The continued rise in interest rates, following Federal Reserve chairman Ben Bernanke’s comments on the potential phase out of quantitative easing, drove down pension liabilities which are discounted using high quality corporate bond rates. Discount rates for a typical pension plan rose 33 to 42 basis points during June, after having already risen 46 basis points during May. However equity markets stumbled slightly during the month with the S&P 500 index losing 1.5%, dampening the improvement slightly.
According to Mercer analysis, an estimated 15% of plan sponsors had assets in excess of their pension obligations as of June 30, 2013, compared to only 4% at December 31, 2012. Mercer also estimates that if discount rates rose another 1%, the number of sponsors with fully funded pension obligations could exceed 37%.
“All of this serves as a reminder of the volatility that pension plans are exposed to and how quickly things can change – a 14% increase in the funded ratio over just six months,” said Richard McEvoy, leader of Mercer’s Financial Strategy Group. “Rising rates have helped reduce funding liabilities and therefore we have seen funded status improve. We could easily see a large increase in fully funded plans if rates were to increase another 50 basis points from current levels. Plan sponsors should have specific goals and objectives, bearing in mind the degree of volatility they face through interest rate movements as well as in equity market returns. All these movements have been favorable over the early part of this year, but we all know that markets can decline just as rapidly, so plan sponsors should be ready to execute on their journey plan.”
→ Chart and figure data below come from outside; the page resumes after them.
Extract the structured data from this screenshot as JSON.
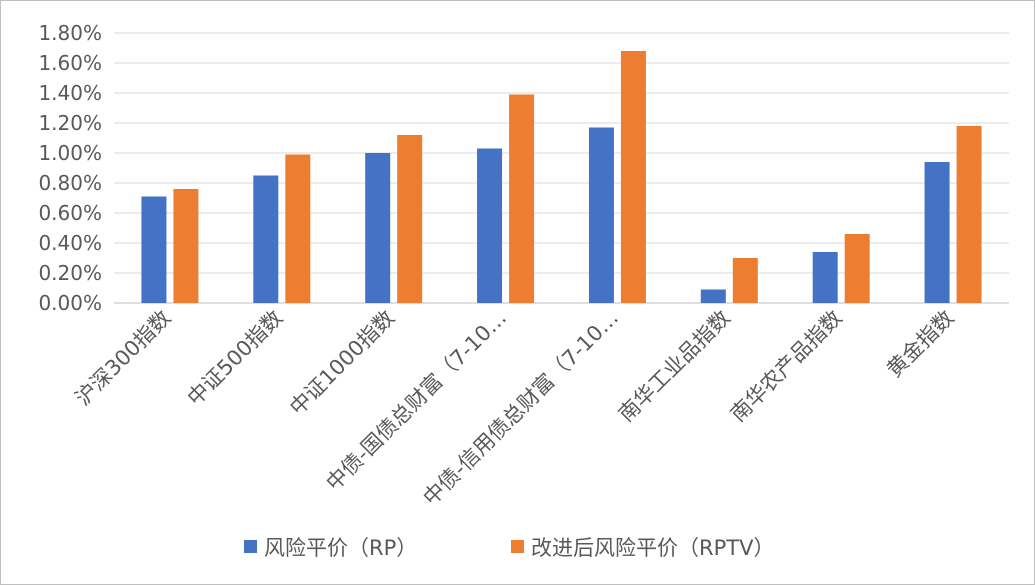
{
  "chart_data": {
    "type": "bar",
    "title": "",
    "xlabel": "",
    "ylabel": "",
    "ylim": [
      0,
      0.018
    ],
    "y_ticks": [
      "0.00%",
      "0.20%",
      "0.40%",
      "0.60%",
      "0.80%",
      "1.00%",
      "1.20%",
      "1.40%",
      "1.60%",
      "1.80%"
    ],
    "categories": [
      "沪深300指数",
      "中证500指数",
      "中证1000指数",
      "中债-国债总财富（7-10…",
      "中债-信用债总财富（7-10…",
      "南华工业品指数",
      "南华农产品指数",
      "黄金指数"
    ],
    "series": [
      {
        "name": "风险平价（RP）",
        "color": "#4472C4",
        "values": [
          0.0071,
          0.0085,
          0.01,
          0.0103,
          0.0117,
          0.0009,
          0.0034,
          0.0094
        ]
      },
      {
        "name": "改进后风险平价（RPTV）",
        "color": "#ED7D31",
        "values": [
          0.0076,
          0.0099,
          0.0112,
          0.0139,
          0.0168,
          0.003,
          0.0046,
          0.0118
        ]
      }
    ],
    "grid": true,
    "legend_position": "bottom"
  }
}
Mercer estimates the aggregate funded status position of plans operated by S&P 1500 companies on a monthly basis. Figure 1 shows the estimated aggregate surplus/(deficit) position and the funded status of all plans operated by companies in the S&P 1500. The estimates are based on each company’s year end statement and by projections to May 31, 2013 in line with financial indices. This includes US domestic qualified and non-qualified plans and all non-domestic plans. The estimated aggregate value of pension plan assets of the S&P 1500 companies as of December 31, 2012, was $1.59 trillion, compared with estimated aggregate liabilities of $2.14 trillion. Allowing for changes in financial markets through June 30, 2013, changes to the S&P 1500 constituents and newly released financial disclosures, the estimated aggregate assets were $1.64 trillion, compared with the estimated aggregate liabilities of $1.86 trillion.